It’s been a while, and a while it will always be. Never once in my life have i stayed committed to something that was important to me. I have always looked at something and said “I wish i could do that” and when i get halfway there, I’m done. Maybe it’s the idea that I will change my mind about how I want to look at my future. I must stay focused on what others see me as, other then seeing myself in a different light. I guess it has been a while because last time I spoke up, this is the exact situation I was in, but not anymore.
I stand strong to the belief that no one can live their life through mine. I am me and I am not them, therefore I will live like the me I think I am. This world of pressure and anxiety is not going to rid me of the life I want to live, and no one is going to take the mind of Sam and mold it into their own.

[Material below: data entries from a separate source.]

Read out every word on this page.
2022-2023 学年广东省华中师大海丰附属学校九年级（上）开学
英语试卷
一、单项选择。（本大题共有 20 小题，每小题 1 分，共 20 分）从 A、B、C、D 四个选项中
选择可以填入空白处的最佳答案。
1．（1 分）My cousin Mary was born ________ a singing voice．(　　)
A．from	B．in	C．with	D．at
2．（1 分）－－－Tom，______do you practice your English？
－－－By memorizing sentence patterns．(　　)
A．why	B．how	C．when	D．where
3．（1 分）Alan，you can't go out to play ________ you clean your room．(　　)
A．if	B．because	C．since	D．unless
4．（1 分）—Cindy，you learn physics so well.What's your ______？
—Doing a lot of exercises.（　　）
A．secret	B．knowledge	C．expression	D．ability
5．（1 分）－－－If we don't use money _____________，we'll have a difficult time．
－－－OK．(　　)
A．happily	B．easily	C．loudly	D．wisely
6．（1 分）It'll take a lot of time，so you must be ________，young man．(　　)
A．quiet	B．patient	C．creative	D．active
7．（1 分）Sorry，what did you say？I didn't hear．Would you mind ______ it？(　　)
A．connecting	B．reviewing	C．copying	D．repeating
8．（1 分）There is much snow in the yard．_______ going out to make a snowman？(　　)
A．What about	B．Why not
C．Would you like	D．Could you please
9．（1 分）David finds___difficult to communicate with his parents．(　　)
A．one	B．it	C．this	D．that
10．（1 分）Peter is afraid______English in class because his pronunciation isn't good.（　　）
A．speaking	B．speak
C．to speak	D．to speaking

Don’t let people suck you into the thought that if you don’t stand out, if you don’t have a strong voice, or motive; then you’re not going to get anywhere. For some people it takes time to find their voice, to find what make then vibrant. It takes time to look at the world and find what make it beautiful in their own minds. Don’t let only one take that away.
Inspire yourself, that’s what I plan to do. To find what I really wish I could do and do it. I will not back down to any challenge that stand in my way, and I will not know my future, I will not know what decision to make next, but it will be me deciding what I’m going to live for. That is the way it should be.